L’employeur doit garantir la fiabilité, l’exhaustivité et l’objectivité des informations transmises, tout en respectant les principes d’égalité de traitement et de non-discrimination (articles L.241-1 et L.251-1 du Code du travail).

Modalités pratiques

Pour intégrer l’évolution professionnelle dans le bilan social, l’employeur doit collecter et présenter des données précises sur les mouvements de personnel : nombre de promotions, changements de poste, mobilités internes, accès à des formations qualifiantes, évolution des classifications et des niveaux de rémunération.

Ces informations doivent être ventilées par sexe, âge, ancienneté et catégorie professionnelle, conformément aux exigences de transparence et de non-discrimination. Les données sont généralement présentées sous forme de tableaux comparatifs sur les trois années couvertes par le bilan social.

L’employeur doit également indiquer les actions mises en œuvre pour favoriser l’évolution professionnelle, notamment les dispositifs de formation continue et de gestion des talents. Il est impératif d’assurer la traçabilité des données et de garantir leur anonymisation conformément au Règlement (UE) 2016/679 (RGPD) et à la loi du 1er août 2018 relative à la protection des personnes à l’égard du traitement des données à caractère personnel.

Pratiques et recommandations

Il est recommandé d’adopter une méthodologie rigoureuse pour la collecte et l’analyse des données relatives à l’évolution professionnelle. L’utilisation d’indicateurs précis (taux de promotion, taux de mobilité interne, part des salariés ayant bénéficié d’une formation qualifiante) facilite la lecture du bilan social et permet d’objectiver les politiques RH.

L’implication des partenaires sociaux dans la définition des indicateurs et l’analyse des résultats contribue à renforcer la crédibilité du document. Il est conseillé de documenter les critères de promotion et de mobilité, ainsi que les mesures prises pour garantir l’égalité des chances.

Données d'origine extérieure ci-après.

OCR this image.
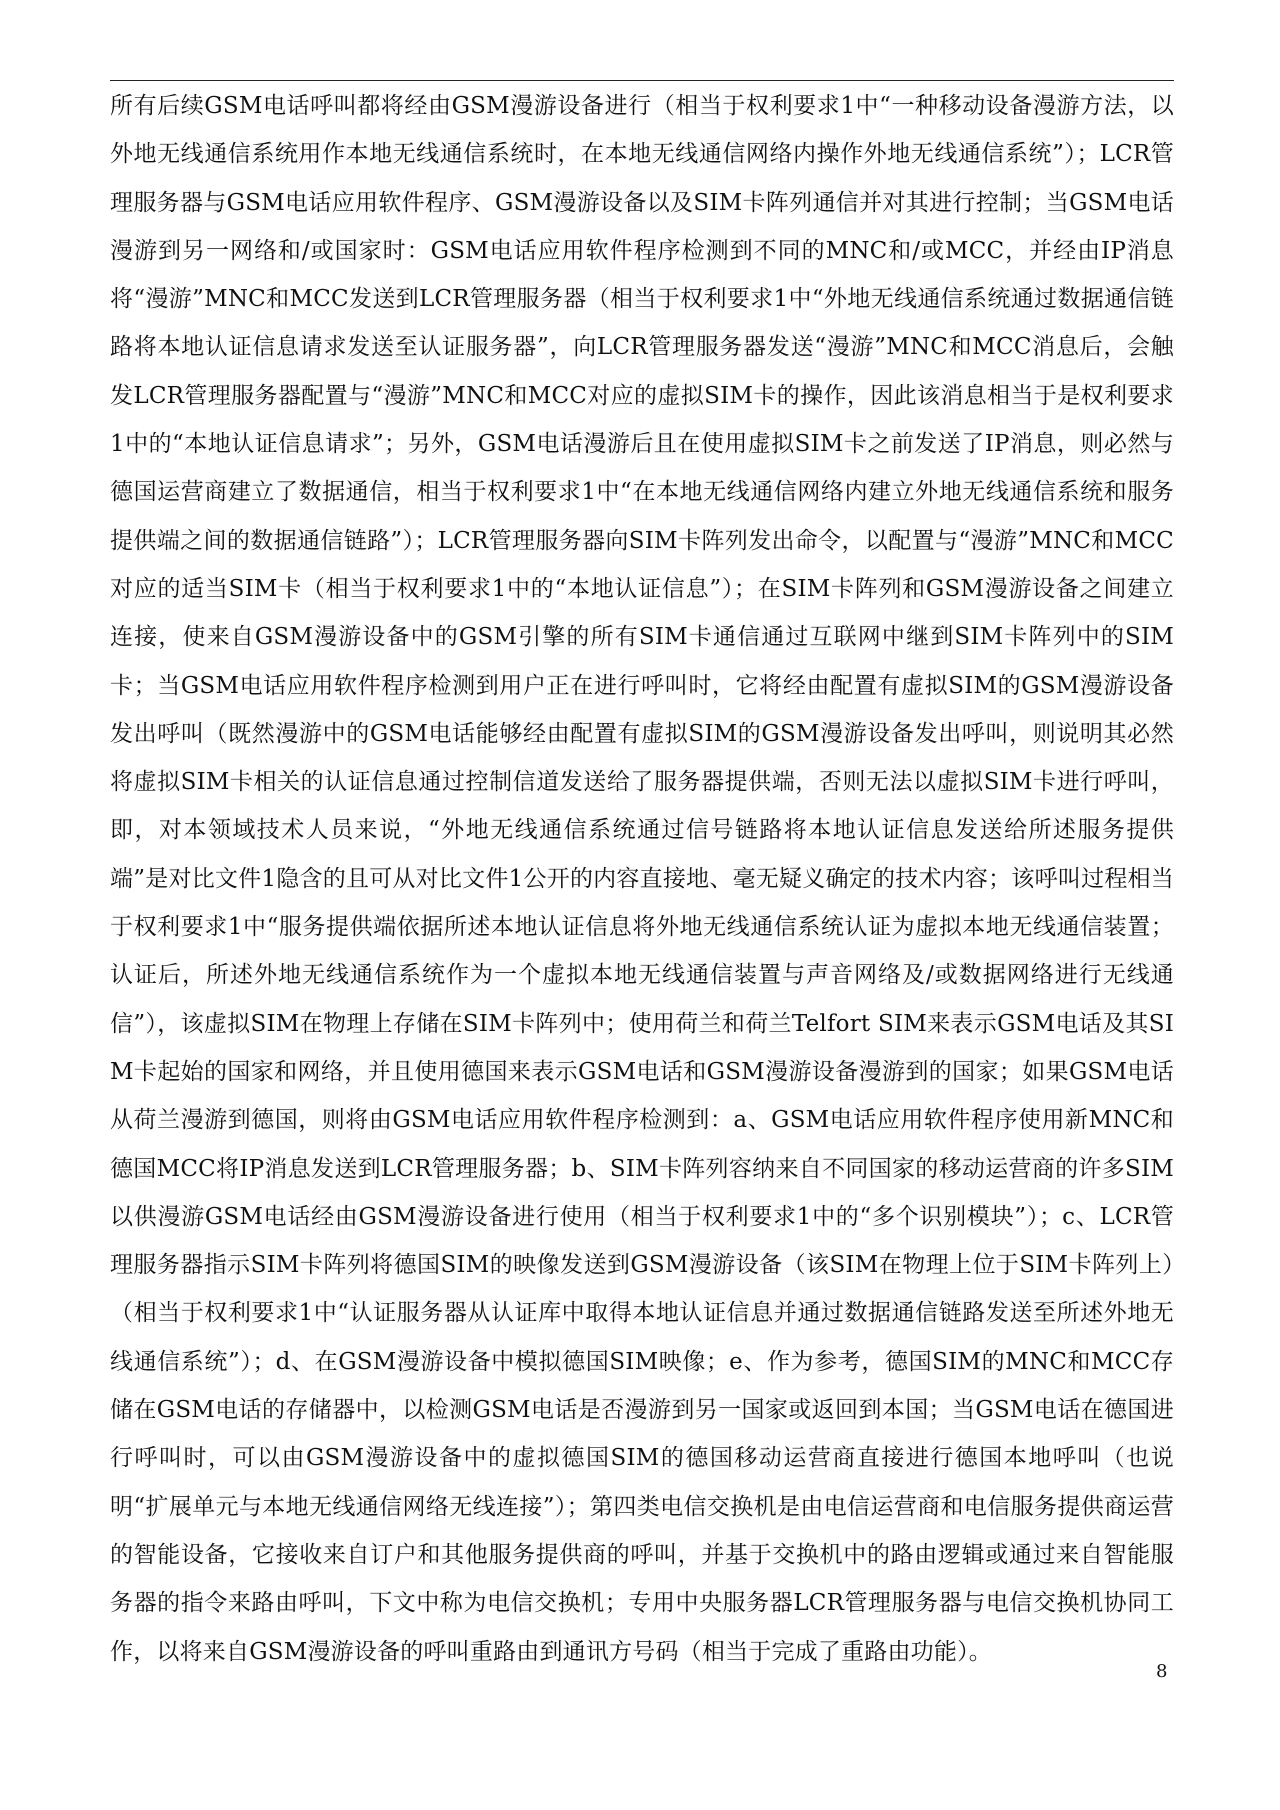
所有后续GSM电话呼叫都将经由GSM漫游设备进行（相当于权利要求1中“一种移动设备漫游方法，以外地无线通信系统用作本地无线通信系统时，在本地无线通信网络内操作外地无线通信系统”）；LCR管理服务器与GSM电话应用软件程序、GSM漫游设备以及SIM卡阵列通信并对其进行控制；当GSM电话漫游到另一网络和/或国家时：GSM电话应用软件程序检测到不同的MNC和/或MCC，并经由IP消息将“漫游”MNC和MCC发送到LCR管理服务器（相当于权利要求1中“外地无线通信系统通过数据通信链路将本地认证信息请求发送至认证服务器”，向LCR管理服务器发送“漫游”MNC和MCC消息后，会触发LCR管理服务器配置与“漫游”MNC和MCC对应的虚拟SIM卡的操作，因此该消息相当于是权利要求1中的“本地认证信息请求”；另外，GSM电话漫游后且在使用虚拟SIM卡之前发送了IP消息，则必然与德国运营商建立了数据通信，相当于权利要求1中“在本地无线通信网络内建立外地无线通信系统和服务提供端之间的数据通信链路”）；LCR管理服务器向SIM卡阵列发出命令，以配置与“漫游”MNC和MCC对应的适当SIM卡（相当于权利要求1中的“本地认证信息”）；在SIM卡阵列和GSM漫游设备之间建立连接，使来自GSM漫游设备中的GSM引擎的所有SIM卡通信通过互联网中继到SIM卡阵列中的SIM卡；当GSM电话应用软件程序检测到用户正在进行呼叫时，它将经由配置有虚拟SIM的GSM漫游设备发出呼叫（既然漫游中的GSM电话能够经由配置有虚拟SIM的GSM漫游设备发出呼叫，则说明其必然将虚拟SIM卡相关的认证信息通过控制信道发送给了服务器提供端，否则无法以虚拟SIM卡进行呼叫，即，对本领域技术人员来说，“外地无线通信系统通过信号链路将本地认证信息发送给所述服务提供端”是对比文件1隐含的且可从对比文件1公开的内容直接地、毫无疑义确定的技术内容；该呼叫过程相当于权利要求1中“服务提供端依据所述本地认证信息将外地无线通信系统认证为虚拟本地无线通信装置；认证后，所述外地无线通信系统作为一个虚拟本地无线通信装置与声音网络及/或数据网络进行无线通信”），该虚拟SIM在物理上存储在SIM卡阵列中；使用荷兰和荷兰Telfort SIM来表示GSM电话及其SIM卡起始的国家和网络，并且使用德国来表示GSM电话和GSM漫游设备漫游到的国家；如果GSM电话从荷兰漫游到德国，则将由GSM电话应用软件程序检测到：a、GSM电话应用软件程序使用新MNC和德国MCC将IP消息发送到LCR管理服务器；b、SIM卡阵列容纳来自不同国家的移动运营商的许多SIM以供漫游GSM电话经由GSM漫游设备进行使用（相当于权利要求1中的“多个识别模块”）；c、LCR管理服务器指示SIM卡阵列将德国SIM的映像发送到GSM漫游设备（该SIM在物理上位于SIM卡阵列上）（相当于权利要求1中“认证服务器从认证库中取得本地认证信息并通过数据通信链路发送至所述外地无线通信系统”）；d、在GSM漫游设备中模拟德国SIM映像；e、作为参考，德国SIM的MNC和MCC存储在GSM电话的存储器中，以检测GSM电话是否漫游到另一国家或返回到本国；当GSM电话在德国进行呼叫时，可以由GSM漫游设备中的虚拟德国SIM的德国移动运营商直接进行德国本地呼叫（也说明“扩展单元与本地无线通信网络无线连接”）；第四类电信交换机是由电信运营商和电信服务提供商运营的智能设备，它接收来自订户和其他服务提供商的呼叫，并基于交换机中的路由逻辑或通过来自智能服务器的指令来路由呼叫，下文中称为电信交换机；专用中央服务器LCR管理服务器与电信交换机协同工作，以将来自GSM漫游设备的呼叫重路由到通讯方号码（相当于完成了重路由功能）。

8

Enfin, il convient de conserver l’ensemble des justificatifs permettant de démontrer la véracité des informations communiquées en cas de contrôle ou de contestation. Un encadrement humain doit être assuré lors de l’élaboration et de la validation du bilan social, notamment pour garantir la conformité aux obligations légales et la protection des droits des salariés.

Cadre juridique

  • Code du travail luxembourgeois :
    • Articles L.414-1 à L.414-5 (bilan social, contenu, modalités, transmission)
    • Article L.414-3 (rubriques obligatoires : formation, promotion, mobilité, répartition des effectifs)
    • Article L.241-1 (égalité de traitement entre hommes et femmes)
    • Article L.251-1 (principe de non-discrimination)
  • Règlement (UE) 2016/679 (RGPD)
  • Loi du 1er août 2018 relative à la protection des personnes à l’égard du traitement des données à caractère personnel

Note

Assurez-vous que les données relatives à l’évolution professionnelle soient anonymisées, agrégées et accessibles uniquement aux personnes habilitées, afin de respecter les obligations en matière de protection des données à caractère personnel et de garantir la confidentialité des informations individuelles.